- Location: Rivière-aux-Outardes, Manicouagan Regional County Municipality, Côte-Nord, Quebec, Canada
- Coordinates: 49°16′49″N 68°09′22″W﻿ / ﻿49.28028°N 68.15611°W
- Primary inflows: (clockwise from the mouth)
- Primary outflows: Rivière aux Anglais
- Basin countries: Canada
- Max. length: 0.8 kilometres (0.50 mi)
- Max. width: 0.48 kilometres (0.30 mi)
- Surface elevation: 49 metres (161 ft)
- Settlements: Baie-Comeau

= Lac de la Rivière aux Anglais =

Lake in Quebec, Canada

The lac de la Rivière aux Anglais (English: Lake of the English River) is a freshwater body of the watershed of rivière aux Anglais, flowing in the unorganized territory of Rivière-aux-Outardes, in the Manicouagan Regional County Municipality, in the administrative region of Côte-Nord, in the province from Quebec, to Canada.

The surroundings of Rivière aux Anglais lake are served by a few forest roads connecting from the south to the Rivière aux Anglais path.

Forestry and hydroelectricity are the main economic activity around the lake.

== Geography ==
The lac de la Rivière aux Anglais is located in the eastern part of the territory of the town of Baie-Comeau. This lake crossed to the southeast by the rivière aux Anglais, has a length of 0.8 km, a maximum width of 0.48 km and an altitude of 49 m. It has three islands. This lake is formed by the dam erected at its mouth. The cliff on the east side of the lake stretches the entire length of the lake. A mountain peak (altitude: 223 m is located 0.8 km northeast of the lake shore. Mont Tibasse (altitude: 169 m is located at 0.5 km on the west side.
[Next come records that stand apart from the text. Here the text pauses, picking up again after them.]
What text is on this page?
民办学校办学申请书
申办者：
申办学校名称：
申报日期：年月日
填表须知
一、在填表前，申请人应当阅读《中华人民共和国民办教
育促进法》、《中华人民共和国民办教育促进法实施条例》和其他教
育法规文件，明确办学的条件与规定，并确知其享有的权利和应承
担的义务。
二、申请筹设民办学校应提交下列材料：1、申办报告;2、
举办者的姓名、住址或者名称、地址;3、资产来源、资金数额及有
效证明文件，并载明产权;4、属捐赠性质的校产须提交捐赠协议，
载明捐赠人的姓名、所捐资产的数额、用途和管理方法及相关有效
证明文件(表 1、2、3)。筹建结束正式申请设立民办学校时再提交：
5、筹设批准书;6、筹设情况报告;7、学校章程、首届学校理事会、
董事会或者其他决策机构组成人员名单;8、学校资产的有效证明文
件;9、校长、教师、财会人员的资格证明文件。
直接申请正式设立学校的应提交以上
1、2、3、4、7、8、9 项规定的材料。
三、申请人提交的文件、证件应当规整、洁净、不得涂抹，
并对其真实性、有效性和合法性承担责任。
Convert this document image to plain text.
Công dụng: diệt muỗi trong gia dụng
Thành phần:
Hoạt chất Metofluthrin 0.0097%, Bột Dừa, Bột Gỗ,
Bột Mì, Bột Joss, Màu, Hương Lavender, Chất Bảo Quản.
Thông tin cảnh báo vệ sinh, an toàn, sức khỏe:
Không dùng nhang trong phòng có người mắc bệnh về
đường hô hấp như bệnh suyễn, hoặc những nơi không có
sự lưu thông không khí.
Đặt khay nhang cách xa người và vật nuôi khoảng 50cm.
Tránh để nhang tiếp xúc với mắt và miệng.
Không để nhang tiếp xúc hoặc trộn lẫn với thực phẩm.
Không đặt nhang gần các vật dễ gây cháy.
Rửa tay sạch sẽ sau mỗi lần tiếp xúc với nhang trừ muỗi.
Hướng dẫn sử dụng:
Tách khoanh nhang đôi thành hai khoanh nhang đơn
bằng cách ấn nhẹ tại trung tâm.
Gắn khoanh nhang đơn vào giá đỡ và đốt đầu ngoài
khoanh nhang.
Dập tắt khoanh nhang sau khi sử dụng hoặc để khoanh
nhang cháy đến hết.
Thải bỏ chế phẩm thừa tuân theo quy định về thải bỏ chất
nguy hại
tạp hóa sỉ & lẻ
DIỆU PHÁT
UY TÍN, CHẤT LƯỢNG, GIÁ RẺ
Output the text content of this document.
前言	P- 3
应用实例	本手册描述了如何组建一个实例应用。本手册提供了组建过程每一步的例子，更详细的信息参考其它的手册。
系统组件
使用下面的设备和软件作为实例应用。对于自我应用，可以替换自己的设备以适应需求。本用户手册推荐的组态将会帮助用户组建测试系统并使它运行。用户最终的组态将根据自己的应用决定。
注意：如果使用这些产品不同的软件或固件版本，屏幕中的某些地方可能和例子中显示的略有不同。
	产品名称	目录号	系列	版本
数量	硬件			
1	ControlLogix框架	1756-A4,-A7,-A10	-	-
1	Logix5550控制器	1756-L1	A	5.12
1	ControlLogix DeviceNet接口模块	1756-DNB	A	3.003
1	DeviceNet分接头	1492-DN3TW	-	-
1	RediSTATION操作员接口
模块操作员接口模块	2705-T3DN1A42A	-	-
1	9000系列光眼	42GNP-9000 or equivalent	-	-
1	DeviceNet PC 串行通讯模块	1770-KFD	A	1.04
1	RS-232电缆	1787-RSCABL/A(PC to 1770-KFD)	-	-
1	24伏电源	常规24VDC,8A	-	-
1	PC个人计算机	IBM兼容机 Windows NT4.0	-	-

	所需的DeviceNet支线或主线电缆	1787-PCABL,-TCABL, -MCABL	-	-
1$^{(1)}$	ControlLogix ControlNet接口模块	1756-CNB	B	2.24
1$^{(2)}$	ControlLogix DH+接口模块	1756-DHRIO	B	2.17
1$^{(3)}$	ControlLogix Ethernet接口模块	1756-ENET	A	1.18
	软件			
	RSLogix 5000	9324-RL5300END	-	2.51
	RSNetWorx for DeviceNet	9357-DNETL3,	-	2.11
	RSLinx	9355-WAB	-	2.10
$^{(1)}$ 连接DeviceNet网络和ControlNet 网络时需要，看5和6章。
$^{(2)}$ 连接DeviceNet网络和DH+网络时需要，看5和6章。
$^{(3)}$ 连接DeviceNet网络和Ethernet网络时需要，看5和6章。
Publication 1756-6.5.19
From the mouth of the lac de la Rivière aux Anglais, the current descends on 2.9 km generally towards the south-east, following the course of the rivière aux Anglais, in particular by passing at the end of the segment on the north side of an industrial sector in the eastern part of Baie-Comeau, to discharge onto the west shore of Baie aux Anglais, on the north shore of the estuary of Saint Lawrence.

== Toponym ==
The toponym "Lac de la Rivière aux Anglais" derives from the name of the river.

The toponym "Lac de la Rivière aux Anglais" was formalized on August 2, 1974, at the Place Names Bank of the Commission de toponymie du Québec.